Long time Windows user here, all the way back to Windows 2.0.
Windows 98 had some good things going for it, but it really was a crappy operating system. The interface was great, but It had a tendency to self destruct and could crash if you looked at it cross.
My all time favorite version is Windows XP. It was homogenous (one consistent control panel), compact, simple, and efficient. It was the first version of Windows with a good amount of reliability, rarely crashed and a lot of the problems with corruption over time such as "DLL hell" were resolved. The down side is it lacked native features, but there wasn't much you couldn't add with a third party program.
I think reliability is best it's ever been with Windows 10. In fact win10 is surprisingly robust.
The down side is everything else.
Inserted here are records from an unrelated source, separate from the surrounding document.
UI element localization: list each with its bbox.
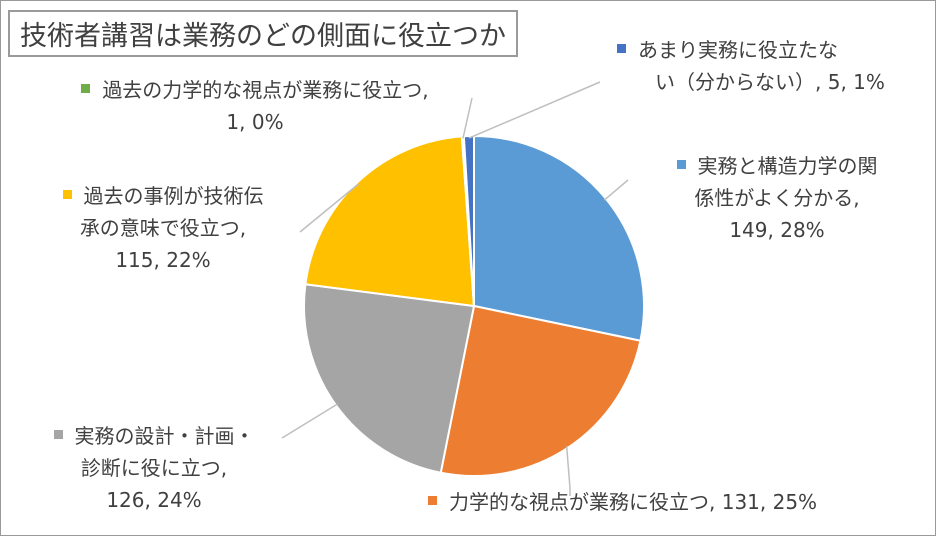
leader-line-kako-rikigaku [462, 97, 473, 139]
data-label-sekkei-line3: 126, 24% [106, 488, 202, 512]
data-label-jirei-line2: 承の意味で役立つ, [79, 216, 247, 240]
legend-marker-jirei [62, 190, 72, 199]
data-label-sekkei: 実務の設計・計画・ 診断に役に立つ, 126, 24% [14, 420, 294, 516]
data-label-jirei: 過去の事例が技術伝 承の意味で役立つ, 115, 22% [18, 180, 308, 276]
data-label-rikigaku-line1: 力学的な視点が業務に役立つ, 131, 25% [449, 490, 818, 514]
data-label-jitsumu-line1: 実務と構造力学の関 [697, 154, 878, 178]
pie-slice-jitsumu_kozo [473, 134, 645, 342]
data-label-amari-line2: い（分からない）, 5, 1% [655, 70, 885, 94]
data-label-jitsumu-line2: 係性がよく分かる, [694, 186, 860, 210]
data-label-kako-line1: 過去の力学的な視点が業務に役立つ, [102, 78, 429, 102]
data-label-sekkei-line2: 診断に役に立つ, [80, 456, 228, 480]
data-label-kako-line2: 1, 0% [226, 110, 284, 134]
data-label-jirei-line3: 115, 22% [115, 248, 211, 272]
chart-title: 技術者講習は業務のどの側面に役立つか [8, 10, 518, 57]
data-label-amari: あまり実務に役立たな い（分からない）, 5, 1% [617, 34, 885, 98]
legend-marker-jitsumu-kozo [676, 160, 686, 169]
data-label-jirei-line1: 過去の事例が技術伝 [83, 184, 264, 208]
data-label-sekkei-line1: 実務の設計・計画・ [74, 424, 255, 448]
legend-marker-rikigaku [428, 496, 437, 505]
pie-slice-rikigaku [439, 304, 642, 477]
pie-slice-jirei [304, 135, 476, 308]
legend-marker-amari [617, 44, 626, 53]
data-label-jitsumu-line3: 149, 28% [729, 218, 825, 242]
data-label-amari-line1: あまり実務に役立たな [638, 38, 838, 62]
legend-marker-sekkei [53, 430, 63, 439]
data-label-jitsumu-kozo: 実務と構造力学の関 係性がよく分かる, 149, 28% [642, 150, 912, 246]
legend-marker-kako-rikigaku [81, 84, 91, 93]
leader-line-rikigaku [565, 446, 571, 496]
leader-line-amari [468, 81, 601, 139]
leader-line-jirei [299, 183, 360, 233]
data-label-rikigaku: 力学的な視点が業務に役立つ, 131, 25% [428, 486, 817, 518]
leader-line-sekkei [281, 403, 338, 439]
data-label-kako-rikigaku: 過去の力学的な視点が業務に役立つ, 1, 0% [20, 74, 490, 138]
leader-line-jitsumu-kozo [603, 179, 629, 201]
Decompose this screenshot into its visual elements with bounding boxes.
It's a lot more complex, it lacks consistency (settings for some stuff, control panel for other stuff), it's a lot more cluttered, and it comes with all kinds of forced bloatware. In other words, software you can't remove and would never install given the option.
I can actually solve some of that bloatware problem with win10 by using the LTSC version, which I've been running for some time now. Still I would go back to Windows XP in a second if it was never deprecated. But then how can make MS and its partners make money without a forced upgrade path.
I've not heard much positive about win11 so I'll stay on win10 until I'm forced (as usual) to upgrade.
I've recently been messing around with XP on an old laptop of mine, it's a lot nicer than I remember it being and I'm honestly shocked at how fast it is on a single core laptop with only 512mb of RAM! Need to grab a stack of DVD-RWs sometime (for the first time in over a decade) to see how terribly Vista and ReactOS run on it - the bloody thing really doesn't wanna boot from USB unfortunately.